Hi-C library preparation and sequencing

One pupa with unknown sex was used to create the Hi-C library to capture genome-wide chromatin interactions. After washing the surface with PBS buffer, the pupal shell, epidermis and as much fat body tissue as possible were removed. Subsequently, cross-linking was performed using a 2% formaldehyde isolation buffer, followed by treatment with the restriction enzyme MboI to digest chromatin. The Hi-C samples were then extracted via biotin labeling and flat-end ligation, after which the ligated DNA was fragmented into 350 bp fragments. Subsequently, the Hi-C library was sequenced on the Illumina NovaSeq platform with paired-end 150-bp reads. The Hi-C Illumina sequencing generated 42.56 Gb (59.33 × coverage) of clean data (Table 1). The G + C content was measured to be 33.50%, and the mean length of reads was 100 bp. After filtering using fastp version 0.23.4^15^, 42.48 GB of data remained, with 40.95 GB (96.39%) of high-quality sequences exceeding Q30 threshold.

Transcriptome sequencing

To obtain comprehensive genome annotation, we conducted transcriptome sequencing on different stages of O. communa, including two adult pooled samples, two egg pooled samples, two pupa pooled samples, and three larva pooled samples. Each adult pooled sample consisted of five male and female adults of O. communa. Each egg sample consisted of approximately 100 eggs. Each pupa and larvae samples consisted of five pupae and larvae, respectively. The total RNA was extracted with the TRIzol reagent (Thermo Fisher Scientific, USA). Except for the pupae after removing the pupal shell, all other samples are homogenized using the entire organism with TRIzol. cDNA was synthesized from total RNA using PrimeScript™ RT reagent kit with gDNA Eraser (Perfect Real Time; Takara, Japan) following the manufacturer’s instructions. Then the cDNA was constructed to the paired-end libraries using the VAHTSTM mRNA-seq v2 Library Prep Kit (Vazyme, Nanjing, China) with an insert size of approximately 350 bp and then sequenced on the Illumina NovaSeq 6000 platform with paired-end reads of 150 bp. The nine libraries generated 115.13 GB of clean data, providing coverage of 157.04 × . The mean G + C content was measured to be 38.82%, and the mean peak insert size observed was 265 bp. After filtering using fastp version 0.23.4^15^, 114.47 GB of data remained, with 96.89 GB (93.64%) of high-quality sequences exceeding Q30 threshold (Table 1).

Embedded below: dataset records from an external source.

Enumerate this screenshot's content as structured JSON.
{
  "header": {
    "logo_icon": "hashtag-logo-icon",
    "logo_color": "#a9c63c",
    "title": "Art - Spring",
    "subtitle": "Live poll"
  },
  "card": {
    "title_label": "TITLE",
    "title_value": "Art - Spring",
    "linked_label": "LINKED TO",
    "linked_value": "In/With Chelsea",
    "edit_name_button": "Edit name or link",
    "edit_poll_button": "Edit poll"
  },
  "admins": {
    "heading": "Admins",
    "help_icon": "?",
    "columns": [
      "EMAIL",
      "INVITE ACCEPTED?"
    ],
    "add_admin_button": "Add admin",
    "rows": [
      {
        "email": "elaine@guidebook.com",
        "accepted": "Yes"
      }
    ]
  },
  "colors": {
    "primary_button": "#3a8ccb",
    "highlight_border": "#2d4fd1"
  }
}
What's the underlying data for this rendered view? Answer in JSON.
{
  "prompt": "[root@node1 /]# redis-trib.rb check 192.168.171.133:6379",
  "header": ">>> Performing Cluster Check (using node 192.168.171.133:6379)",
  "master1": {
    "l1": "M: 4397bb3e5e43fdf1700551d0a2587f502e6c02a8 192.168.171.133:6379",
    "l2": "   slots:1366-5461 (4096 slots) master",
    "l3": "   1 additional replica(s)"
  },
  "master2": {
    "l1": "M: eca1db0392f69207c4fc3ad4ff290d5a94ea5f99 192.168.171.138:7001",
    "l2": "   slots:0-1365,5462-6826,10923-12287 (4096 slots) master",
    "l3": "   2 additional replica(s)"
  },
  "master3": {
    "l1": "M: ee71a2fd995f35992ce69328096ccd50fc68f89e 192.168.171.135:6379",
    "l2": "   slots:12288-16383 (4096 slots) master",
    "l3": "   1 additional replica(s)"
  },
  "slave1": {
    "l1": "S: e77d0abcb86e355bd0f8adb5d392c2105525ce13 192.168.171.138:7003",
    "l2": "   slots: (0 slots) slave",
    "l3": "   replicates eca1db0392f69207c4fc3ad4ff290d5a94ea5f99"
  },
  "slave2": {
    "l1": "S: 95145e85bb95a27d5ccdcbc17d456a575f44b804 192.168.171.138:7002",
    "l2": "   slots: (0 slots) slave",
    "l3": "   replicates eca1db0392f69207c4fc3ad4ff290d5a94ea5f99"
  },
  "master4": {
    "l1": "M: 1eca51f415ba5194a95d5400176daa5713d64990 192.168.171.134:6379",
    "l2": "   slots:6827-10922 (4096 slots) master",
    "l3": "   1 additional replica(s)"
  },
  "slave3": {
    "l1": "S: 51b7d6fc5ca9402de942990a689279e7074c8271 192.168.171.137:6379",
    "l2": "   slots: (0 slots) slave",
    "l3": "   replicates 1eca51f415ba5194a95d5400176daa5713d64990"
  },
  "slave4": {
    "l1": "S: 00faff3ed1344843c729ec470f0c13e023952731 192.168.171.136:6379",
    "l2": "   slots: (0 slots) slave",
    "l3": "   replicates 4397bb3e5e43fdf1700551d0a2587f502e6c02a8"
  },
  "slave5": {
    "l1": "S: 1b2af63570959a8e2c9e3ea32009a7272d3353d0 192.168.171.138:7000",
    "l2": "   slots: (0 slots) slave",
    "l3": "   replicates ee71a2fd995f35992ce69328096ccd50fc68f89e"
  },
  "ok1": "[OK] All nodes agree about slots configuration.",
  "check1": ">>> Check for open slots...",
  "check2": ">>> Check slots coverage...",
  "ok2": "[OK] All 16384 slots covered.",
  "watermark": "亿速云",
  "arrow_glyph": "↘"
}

Estimation of genomic characteristics

The genome features of O. communa were surveyed using the k-mer method based on Illumina short reads. The k-mer count histogram was generated using Jellyfish version 2.2.10 with the following parameters: ‘count -m 25 -C -s 5 G’^16^. We used GenomeScope^17^ version 1.0 to estimate the genome size, heterozygosity, and duplication rate. The analysis based on 25-mers estimated the genome size of O. communa to be approximately 741.69 Mb, showing a high degree of duplication (4.9%) and heterozygosity (0.73%) (Fig. 1).Fig. 1. The estimated characteristics of Ophraella communa genome based on Illumina short-read data using 25-mers count histogram. Genome size was estimated to be 741.69 Mb, with a duplication rate of 4.9% and heterozygosity rate of 0.73%.

Genome assembly

The Nanopore long reads were corrected and assembled into contigs using NextDenovo version 2.5.0 (https://github.com/Nextomics/NextDenovo) with parameters: ‘read_cutoff = 1k, genome_size = 750 m, pa_correction = 20, nextgraph_options = -a 1’. Subsequently, the contigs assembly underwent three rounds of polishing using NextPolish version 1.4.0 18^18^, incorporating the parameters: ‘genome_size = auto, sgs_options = -max_depth 100 -bwa, rerun = 3’. To generate a high-quality chromosome-scale genome, the Hi-C data were initially mapped to the contig assembly using BWA-MEM version 0.7.17^19^ with the parameters:‘mem -SP5M’. Then, the MboI sites were generated using the’generate_site_positions.py’script in the Juicer^20^ version 1.6 with default parameters. 3D-DNA (3D de novo assembly, version 180114) pipeline^21,22^ was employed to order, orient, and cluster the contigs into scaffolds with a modified parameter of ‘–editor-repeat-coverage 5, -r 2’. To achieve the final chromosome assembly, manual scaffold ordering was performed using Juicebox version 1.11.08 (https://github.com/aidenlab/Juicebox).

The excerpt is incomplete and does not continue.